Il est d’ailleurs logique que certains pouvoirs politiques et économiques aient privilégié la corruption de ces groupes violents au profit de leurs intérêts particuliers – que ce soit le communautarisme, ou les pratiques de Dassault.
On est bien là dans un mouvement féodal des sociétés.
Lorsque la civilisation romaine s’est effondrée, cela a pris du temps. Le mouvement de la crise se déploie d’abord dans l’extrême concentration des richesses, qui obligent les riches à accorder aux classes populaires une sorte de revenu universel par les distributions de pain et de jeux, par le clientélisme. L’état se dissout ainsi dans les intérêts particuliers, les forces violentes poussées par d’autres empires sur l’empire romain s’intègrent d’ailleurs comme auxiliaires et nouveaux agents de la violence de l’empire. Mais tant qu’une classe privilégiée peut se goinfrer du produit des productions de l’empire, celle-ci ne change rien à ses propres modèles économiques. Il y a un coup de génie prolongeant l’empire d’un ou deux siècles en adoptant la nouvelle religion des classes populaires comme religion d‘Etat, et sans ce bouleversement, le christianisme n’aurait pas été si puissant.
C’est parce que le christianisme le relie à la légitimité romaine que le sauvage Clovis se convertira, avant d’aller continuer ses pillages.
On le soupçonne : la surexploitation des céréales égyptiennes s’accompagne d’une baisse des rendements qui n’est pas sans rapport avec la décadence d’un empire qui, de la prise de Rome à l’effondrement de l’empire de Charlemagne, dernière tentative de restauration d’un ordre assis sur la loi, prendra 4 siècles, et verra la coupure, par l’invasion arabe, de loccident d’un de ses Hinterland historique, le Maghreb et le proche orient.
Car enfin, l’histoire de Rome est indissociable de son espace, de Carthage à Alexandrie, d‘Antioche à Constantinople, de Athènes à Trèves, et de Cologne à Lyon, Bordeaux, l‘Espagne.
La conquête par l’islam des colonies romaines s’accompagne par la conversion à l’islam d’un grand bras d’honneur des anciens colonisés à l’égard des latins christianisés, c’est à dire, des européens ayant abandonné le culte des ancêtres et des empereurs pour une religion orientale dont la plupart des mythes sont nés en Mésopotamie et écrits en cunéiformes mille ans avant la bible.
Pourtant, notre espace est à la fois plus global et plus limité.
La violence de nos sociétés s’accentue globalement. Bolsonaro s’allie à des milices sauvages, Duarte aussi, Trump le voudrait, pour féodaliser le monde d’un libre échange qui ressemble de plus en plus à un esclavage du monde.

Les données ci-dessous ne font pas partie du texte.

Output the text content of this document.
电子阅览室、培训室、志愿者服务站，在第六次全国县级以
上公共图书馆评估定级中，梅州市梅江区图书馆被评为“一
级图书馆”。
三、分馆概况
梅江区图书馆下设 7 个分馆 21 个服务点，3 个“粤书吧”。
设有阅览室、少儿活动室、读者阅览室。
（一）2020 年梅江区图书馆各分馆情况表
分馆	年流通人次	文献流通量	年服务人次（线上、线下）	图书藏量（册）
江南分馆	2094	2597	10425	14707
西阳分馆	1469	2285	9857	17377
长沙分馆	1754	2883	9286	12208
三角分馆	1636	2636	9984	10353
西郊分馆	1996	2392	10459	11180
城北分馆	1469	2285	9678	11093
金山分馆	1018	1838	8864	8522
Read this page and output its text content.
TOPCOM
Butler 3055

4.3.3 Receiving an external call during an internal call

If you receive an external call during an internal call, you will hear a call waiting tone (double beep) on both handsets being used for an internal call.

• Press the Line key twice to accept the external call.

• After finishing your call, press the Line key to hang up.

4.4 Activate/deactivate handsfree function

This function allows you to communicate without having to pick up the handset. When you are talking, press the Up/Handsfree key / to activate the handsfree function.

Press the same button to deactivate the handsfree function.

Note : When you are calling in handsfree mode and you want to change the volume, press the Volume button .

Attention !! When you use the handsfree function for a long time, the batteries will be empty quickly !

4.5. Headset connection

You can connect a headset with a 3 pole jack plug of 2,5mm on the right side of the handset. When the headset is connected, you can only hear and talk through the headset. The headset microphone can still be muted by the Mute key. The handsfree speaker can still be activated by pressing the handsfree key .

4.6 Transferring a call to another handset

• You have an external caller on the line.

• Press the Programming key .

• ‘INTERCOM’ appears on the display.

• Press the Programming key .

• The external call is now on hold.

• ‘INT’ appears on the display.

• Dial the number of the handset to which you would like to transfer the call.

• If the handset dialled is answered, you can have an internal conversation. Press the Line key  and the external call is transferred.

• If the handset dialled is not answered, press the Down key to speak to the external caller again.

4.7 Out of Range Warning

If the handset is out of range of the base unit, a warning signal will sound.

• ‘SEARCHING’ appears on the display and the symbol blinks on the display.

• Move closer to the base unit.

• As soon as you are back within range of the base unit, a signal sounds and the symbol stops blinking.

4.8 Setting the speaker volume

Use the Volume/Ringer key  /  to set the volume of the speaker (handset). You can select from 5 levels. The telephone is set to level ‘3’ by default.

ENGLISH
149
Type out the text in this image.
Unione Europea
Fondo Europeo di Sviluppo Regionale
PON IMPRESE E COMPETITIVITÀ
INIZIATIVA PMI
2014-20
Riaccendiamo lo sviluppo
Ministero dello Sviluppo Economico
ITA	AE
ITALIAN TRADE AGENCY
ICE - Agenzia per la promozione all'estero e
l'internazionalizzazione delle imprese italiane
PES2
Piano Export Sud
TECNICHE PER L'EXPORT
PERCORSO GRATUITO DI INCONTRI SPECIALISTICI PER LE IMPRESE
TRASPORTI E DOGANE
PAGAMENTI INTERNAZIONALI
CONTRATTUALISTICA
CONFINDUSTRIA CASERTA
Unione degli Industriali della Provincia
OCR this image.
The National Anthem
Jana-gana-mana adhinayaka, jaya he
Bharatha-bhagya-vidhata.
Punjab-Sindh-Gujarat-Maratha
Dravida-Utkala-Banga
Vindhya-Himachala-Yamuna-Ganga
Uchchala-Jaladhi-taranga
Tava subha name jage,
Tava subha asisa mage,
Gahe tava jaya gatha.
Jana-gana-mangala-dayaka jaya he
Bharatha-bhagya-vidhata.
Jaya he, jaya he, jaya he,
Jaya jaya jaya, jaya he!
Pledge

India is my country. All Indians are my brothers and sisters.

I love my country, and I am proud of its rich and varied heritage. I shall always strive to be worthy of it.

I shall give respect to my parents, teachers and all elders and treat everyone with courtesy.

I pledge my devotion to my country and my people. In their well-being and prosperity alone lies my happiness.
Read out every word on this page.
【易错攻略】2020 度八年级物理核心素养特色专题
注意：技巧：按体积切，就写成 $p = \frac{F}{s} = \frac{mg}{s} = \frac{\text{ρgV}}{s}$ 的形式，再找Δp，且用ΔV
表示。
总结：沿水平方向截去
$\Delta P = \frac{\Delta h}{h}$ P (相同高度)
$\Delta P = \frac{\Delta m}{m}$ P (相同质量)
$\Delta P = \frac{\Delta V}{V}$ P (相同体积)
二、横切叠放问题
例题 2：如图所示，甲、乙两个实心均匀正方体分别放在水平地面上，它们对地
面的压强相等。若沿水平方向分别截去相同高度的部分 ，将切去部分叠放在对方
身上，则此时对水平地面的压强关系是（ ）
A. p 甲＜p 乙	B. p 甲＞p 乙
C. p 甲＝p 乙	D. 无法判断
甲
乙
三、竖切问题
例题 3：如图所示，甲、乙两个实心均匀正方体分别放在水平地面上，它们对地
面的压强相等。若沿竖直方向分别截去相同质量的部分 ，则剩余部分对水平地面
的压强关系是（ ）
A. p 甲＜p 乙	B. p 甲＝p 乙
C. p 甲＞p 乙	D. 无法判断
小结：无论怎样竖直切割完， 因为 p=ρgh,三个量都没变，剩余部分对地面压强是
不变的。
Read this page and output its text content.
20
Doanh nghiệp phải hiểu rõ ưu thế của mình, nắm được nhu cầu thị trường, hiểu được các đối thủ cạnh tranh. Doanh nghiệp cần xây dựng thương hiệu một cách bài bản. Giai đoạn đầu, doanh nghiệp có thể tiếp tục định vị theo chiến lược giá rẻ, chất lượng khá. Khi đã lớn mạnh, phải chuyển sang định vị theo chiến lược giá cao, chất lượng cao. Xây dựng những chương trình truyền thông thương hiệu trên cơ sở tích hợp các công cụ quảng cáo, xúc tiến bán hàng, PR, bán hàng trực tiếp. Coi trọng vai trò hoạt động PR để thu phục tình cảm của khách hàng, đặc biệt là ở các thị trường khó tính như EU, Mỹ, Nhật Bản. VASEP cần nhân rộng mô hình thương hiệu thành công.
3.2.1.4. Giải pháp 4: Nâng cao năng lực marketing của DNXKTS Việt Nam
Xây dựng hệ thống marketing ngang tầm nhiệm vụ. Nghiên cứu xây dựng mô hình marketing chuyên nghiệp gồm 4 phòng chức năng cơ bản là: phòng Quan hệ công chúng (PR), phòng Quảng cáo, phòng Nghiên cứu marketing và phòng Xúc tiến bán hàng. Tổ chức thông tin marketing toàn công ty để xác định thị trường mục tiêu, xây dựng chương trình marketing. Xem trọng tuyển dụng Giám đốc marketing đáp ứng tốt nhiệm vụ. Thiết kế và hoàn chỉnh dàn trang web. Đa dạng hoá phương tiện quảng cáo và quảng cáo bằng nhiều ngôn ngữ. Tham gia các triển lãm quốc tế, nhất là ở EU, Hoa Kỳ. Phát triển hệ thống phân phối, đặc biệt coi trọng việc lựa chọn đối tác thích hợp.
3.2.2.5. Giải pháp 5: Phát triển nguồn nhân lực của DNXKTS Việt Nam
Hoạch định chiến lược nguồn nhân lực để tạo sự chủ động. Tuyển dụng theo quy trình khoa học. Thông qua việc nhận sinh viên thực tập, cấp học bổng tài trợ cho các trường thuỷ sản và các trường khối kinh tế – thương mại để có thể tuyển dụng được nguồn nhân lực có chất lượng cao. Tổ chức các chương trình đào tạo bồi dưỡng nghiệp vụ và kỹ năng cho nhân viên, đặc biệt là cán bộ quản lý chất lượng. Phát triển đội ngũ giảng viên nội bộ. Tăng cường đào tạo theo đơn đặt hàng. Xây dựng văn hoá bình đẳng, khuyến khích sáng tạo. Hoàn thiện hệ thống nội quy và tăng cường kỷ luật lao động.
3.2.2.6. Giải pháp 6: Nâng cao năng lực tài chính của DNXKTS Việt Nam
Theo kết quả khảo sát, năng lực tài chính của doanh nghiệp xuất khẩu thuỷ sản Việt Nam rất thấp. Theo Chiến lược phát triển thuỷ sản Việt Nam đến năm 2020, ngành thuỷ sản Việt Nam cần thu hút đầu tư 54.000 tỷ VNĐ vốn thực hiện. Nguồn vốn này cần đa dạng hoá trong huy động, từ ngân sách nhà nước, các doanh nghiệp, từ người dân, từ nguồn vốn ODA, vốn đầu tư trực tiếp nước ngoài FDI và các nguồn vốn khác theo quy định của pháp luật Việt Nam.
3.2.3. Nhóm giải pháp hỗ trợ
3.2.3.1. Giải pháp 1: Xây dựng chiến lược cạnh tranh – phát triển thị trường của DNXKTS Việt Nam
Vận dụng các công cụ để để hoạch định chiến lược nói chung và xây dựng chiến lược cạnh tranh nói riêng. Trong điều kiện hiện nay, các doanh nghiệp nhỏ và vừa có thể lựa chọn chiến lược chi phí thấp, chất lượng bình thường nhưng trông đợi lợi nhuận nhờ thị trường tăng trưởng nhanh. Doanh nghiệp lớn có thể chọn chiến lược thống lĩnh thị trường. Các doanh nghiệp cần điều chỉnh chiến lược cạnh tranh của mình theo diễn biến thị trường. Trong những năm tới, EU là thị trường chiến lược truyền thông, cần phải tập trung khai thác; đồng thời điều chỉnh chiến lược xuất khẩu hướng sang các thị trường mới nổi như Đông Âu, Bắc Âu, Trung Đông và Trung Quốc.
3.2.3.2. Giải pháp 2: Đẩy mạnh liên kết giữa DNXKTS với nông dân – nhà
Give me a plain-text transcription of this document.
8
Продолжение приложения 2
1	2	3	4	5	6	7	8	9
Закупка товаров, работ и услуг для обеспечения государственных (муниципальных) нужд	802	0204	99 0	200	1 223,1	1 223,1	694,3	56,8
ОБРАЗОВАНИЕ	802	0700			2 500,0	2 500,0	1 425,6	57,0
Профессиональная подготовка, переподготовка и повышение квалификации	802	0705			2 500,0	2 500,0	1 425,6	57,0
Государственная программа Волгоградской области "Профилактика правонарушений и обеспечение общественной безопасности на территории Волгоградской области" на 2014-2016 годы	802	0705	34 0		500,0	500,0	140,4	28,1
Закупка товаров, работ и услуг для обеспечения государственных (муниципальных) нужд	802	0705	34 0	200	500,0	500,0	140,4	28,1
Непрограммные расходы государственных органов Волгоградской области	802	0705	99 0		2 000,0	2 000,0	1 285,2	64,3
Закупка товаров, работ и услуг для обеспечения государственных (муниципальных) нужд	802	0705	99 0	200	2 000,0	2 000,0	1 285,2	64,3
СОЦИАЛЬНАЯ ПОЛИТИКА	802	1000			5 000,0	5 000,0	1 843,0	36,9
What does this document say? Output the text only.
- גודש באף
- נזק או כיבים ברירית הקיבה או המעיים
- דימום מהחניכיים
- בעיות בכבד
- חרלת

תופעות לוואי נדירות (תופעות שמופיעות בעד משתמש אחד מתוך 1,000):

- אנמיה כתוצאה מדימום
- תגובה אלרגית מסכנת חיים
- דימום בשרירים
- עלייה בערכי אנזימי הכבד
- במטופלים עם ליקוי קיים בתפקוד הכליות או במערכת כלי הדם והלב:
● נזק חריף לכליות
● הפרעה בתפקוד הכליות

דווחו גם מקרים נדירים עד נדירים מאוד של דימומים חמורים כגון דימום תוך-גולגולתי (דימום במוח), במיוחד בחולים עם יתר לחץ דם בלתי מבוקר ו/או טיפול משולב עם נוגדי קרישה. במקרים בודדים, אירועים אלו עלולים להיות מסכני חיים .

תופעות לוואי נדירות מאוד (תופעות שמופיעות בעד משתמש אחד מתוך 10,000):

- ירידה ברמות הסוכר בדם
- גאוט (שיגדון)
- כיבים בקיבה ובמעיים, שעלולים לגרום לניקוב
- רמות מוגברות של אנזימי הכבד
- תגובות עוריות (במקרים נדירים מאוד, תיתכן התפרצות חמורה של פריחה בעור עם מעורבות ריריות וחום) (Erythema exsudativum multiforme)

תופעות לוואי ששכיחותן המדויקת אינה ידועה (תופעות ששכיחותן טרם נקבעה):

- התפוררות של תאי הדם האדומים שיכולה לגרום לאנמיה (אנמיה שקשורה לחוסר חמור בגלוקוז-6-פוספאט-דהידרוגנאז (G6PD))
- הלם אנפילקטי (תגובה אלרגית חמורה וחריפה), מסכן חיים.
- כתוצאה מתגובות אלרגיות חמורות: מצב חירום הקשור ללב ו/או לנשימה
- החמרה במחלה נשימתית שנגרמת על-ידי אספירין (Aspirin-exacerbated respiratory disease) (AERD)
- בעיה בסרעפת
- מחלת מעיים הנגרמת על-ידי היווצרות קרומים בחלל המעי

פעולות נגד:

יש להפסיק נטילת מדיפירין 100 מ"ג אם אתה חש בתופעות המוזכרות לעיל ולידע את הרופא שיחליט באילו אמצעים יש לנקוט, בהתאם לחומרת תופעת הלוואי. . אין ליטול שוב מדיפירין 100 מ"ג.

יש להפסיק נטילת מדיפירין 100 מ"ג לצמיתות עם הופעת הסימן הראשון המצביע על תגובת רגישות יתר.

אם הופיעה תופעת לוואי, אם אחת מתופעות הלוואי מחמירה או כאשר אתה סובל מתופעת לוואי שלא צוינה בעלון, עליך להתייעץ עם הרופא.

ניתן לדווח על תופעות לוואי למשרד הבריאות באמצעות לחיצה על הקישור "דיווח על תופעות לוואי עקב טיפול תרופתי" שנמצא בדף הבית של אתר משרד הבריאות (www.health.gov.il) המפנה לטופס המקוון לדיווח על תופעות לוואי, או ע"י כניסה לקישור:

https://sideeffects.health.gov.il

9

Après tout, la Hanse ou les grandes familles nobles rhénanes sont à l’origine des pillards et des bandits de grand chemin vivant de rapines sur les grandes voies de commerce. Féodalismes et capitalisme ne sont pas incompatibles, surtout quand les capitalistes sont suffisamment monopolistiques pour se substituer à l‘Etat et privatiser la violence.
Or, le féodalisme ne vit pas du respect de la loi, mais de la violence la plus forte.
Beaucoup d’ultra conservateurs ont déjà théorisé l’idée qu’un changement climatique à 6 degrés est inéluctable, et qu’il faudra sans doute tuer un milliard d’humains dans ce nouveau monde, organiser un monde de rapports de force bases sur la violence.
Alors vous me direz : tout cela à cause d’une patate?
Tout part de comment nous produisons nos aliments.